Film review – “Güeros” wanders through Mexico but never get’s lost

By Cameron Kerkau, Staff Reporter.

“Güeros” was shown on Jan. 30 at the Delta Planetarium as the first of a series of films being presented by the Hell’s Half Mile Film & Music Festival early this year.

Written and directed by Alonso Ruiz Palacios, Güeros first appeared at the 2014 Berlin International Film Festival where it won the award for Best First Feature. Over the past two years it has played at multiple  festivals where it has claimed a total of 20 awards and 11 nominations.

The film stars Sebastián Aquirre as Tomás, a troubled youth who is sent away to live with his older brother Sombra, played by Tenoch Huerta, and Sombra’s roommate Santos, played by Leonardo Ortizgris, during the 1999 student strike at the National Autonomous University of Mexico. The strikes have disrupted Sombra and Santos’ classes and when Tomás finds them, they’re biding their time in their filthy apartment, smoking cigarettes, stealing electricity and discussing the nuances of the term “continental breakfast.” However their lives become much more exciting when the brothers learn that their father’s favorite musician, Epigmenio Cruz, is dying and they decide to find him to pay their respects.

One of the first things that I noticed about this film is its use of sound. While other movies tend to neglect the artistic possibilities that sound presents, Güeros embraces them. Radio distortion is used during scene transitions to portray the uncertainty during this time in Tomás’ life and in Mexico City. When Sombra has panic attacks, all noise but his breathing is drowned out, and whenever a character is listening to Epigmenio Cruz’s music, everything is silent except for the churning of the cassette tape, leaving the actor’s reaction as our only perspective of his music. These techniques are used effectively throughout the entire film.

Shot in black and white and influenced by the French New Wave cinema of the 1950s and 60s, “Güeros” is about a lot of things. It’s a college love and  coming-of-age story which deals with the  political unrest and the social climate of Mexico at the time. It’s about the difference between living and existing, and it also becomes about itself. The film is occasionally meta in the most casual of ways. These scenes are some of the funniest, but they also make the film feel genuine.

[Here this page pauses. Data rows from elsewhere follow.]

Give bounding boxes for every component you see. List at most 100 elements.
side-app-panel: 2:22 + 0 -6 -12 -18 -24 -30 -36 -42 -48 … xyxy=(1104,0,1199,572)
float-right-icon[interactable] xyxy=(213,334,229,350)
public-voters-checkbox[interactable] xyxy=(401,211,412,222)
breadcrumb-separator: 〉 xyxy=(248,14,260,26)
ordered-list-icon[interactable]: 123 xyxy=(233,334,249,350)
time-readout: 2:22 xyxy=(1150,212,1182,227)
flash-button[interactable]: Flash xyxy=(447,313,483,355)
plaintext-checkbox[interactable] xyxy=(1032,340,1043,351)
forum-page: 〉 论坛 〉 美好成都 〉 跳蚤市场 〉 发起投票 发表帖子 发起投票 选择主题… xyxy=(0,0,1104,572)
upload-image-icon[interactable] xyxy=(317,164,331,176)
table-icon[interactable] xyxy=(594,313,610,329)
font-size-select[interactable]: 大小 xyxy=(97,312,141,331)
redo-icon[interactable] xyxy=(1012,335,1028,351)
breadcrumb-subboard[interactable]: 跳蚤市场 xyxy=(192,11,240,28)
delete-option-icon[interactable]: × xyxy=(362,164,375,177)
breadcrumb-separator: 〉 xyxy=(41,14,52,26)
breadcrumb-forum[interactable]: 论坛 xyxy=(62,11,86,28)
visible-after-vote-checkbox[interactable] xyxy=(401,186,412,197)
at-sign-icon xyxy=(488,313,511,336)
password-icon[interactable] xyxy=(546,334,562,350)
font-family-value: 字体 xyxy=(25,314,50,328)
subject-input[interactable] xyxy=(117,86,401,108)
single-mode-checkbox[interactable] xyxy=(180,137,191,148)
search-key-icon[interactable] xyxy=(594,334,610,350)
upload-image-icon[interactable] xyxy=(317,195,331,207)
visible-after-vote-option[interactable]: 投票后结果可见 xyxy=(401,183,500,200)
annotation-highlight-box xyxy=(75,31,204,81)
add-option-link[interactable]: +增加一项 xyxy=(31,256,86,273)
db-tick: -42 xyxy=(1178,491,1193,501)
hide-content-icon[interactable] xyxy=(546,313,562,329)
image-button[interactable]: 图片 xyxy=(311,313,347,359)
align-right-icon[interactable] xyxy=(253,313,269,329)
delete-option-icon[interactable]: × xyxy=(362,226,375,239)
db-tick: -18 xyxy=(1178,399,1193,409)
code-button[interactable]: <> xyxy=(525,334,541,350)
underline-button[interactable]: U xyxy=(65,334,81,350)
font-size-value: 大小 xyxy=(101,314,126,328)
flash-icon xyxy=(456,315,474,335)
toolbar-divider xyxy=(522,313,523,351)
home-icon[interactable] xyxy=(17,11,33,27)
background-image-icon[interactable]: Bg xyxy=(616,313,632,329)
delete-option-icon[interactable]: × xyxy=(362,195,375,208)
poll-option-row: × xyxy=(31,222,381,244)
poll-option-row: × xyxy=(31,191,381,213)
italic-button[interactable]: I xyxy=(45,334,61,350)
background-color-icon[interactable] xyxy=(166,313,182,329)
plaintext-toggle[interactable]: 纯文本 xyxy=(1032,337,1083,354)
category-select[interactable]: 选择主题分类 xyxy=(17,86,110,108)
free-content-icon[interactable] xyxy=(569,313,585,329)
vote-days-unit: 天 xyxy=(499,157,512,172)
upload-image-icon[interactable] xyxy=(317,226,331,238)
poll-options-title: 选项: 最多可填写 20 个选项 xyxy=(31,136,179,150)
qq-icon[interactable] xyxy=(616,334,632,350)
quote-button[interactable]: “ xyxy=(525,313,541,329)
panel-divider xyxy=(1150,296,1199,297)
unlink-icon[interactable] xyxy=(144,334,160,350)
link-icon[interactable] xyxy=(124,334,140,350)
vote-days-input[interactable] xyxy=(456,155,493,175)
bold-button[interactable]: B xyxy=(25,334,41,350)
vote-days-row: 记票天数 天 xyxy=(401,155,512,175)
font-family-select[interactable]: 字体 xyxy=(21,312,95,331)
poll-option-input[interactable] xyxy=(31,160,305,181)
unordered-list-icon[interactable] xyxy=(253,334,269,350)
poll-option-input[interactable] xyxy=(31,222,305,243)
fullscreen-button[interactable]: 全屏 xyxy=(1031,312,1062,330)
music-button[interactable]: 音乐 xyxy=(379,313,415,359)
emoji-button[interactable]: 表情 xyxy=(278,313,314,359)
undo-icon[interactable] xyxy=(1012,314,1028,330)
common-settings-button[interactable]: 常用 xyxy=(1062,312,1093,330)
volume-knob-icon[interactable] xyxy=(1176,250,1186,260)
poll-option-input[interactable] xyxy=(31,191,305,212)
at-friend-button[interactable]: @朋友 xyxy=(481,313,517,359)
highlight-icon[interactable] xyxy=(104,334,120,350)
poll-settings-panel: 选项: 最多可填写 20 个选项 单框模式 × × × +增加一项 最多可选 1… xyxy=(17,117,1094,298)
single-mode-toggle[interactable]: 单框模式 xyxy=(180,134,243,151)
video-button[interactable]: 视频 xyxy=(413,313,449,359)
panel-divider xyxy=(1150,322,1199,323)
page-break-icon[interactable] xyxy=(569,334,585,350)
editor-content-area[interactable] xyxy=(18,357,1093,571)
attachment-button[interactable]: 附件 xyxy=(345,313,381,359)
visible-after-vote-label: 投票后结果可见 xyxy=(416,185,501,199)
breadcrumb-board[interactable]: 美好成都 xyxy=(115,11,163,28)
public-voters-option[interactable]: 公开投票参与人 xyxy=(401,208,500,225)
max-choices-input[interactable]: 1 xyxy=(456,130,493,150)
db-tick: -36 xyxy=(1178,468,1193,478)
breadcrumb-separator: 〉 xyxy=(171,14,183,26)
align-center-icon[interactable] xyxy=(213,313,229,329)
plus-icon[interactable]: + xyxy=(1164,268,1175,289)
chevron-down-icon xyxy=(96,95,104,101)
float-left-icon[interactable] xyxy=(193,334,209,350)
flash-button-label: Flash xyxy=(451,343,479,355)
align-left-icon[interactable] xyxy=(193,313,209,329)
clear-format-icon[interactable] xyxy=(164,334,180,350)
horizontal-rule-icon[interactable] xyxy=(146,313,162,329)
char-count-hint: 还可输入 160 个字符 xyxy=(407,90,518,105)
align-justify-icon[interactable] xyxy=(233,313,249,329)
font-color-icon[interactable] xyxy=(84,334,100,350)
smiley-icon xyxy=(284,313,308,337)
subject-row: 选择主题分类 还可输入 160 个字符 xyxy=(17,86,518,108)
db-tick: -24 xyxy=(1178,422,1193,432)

As if the filmmaker is saying, “Yes, we all know it’s just a movie, but that doesn’t make these experiences less authentic, it doesn’t make this Mexico less real.”

Güeros is an artistic accomplishment that will satisfy the casual movie-goer and the cinema fanatic alike.

If you missed it at the planetarium, you’ll have another chance to see it at the Flint Institute of Arts on Feb. 19.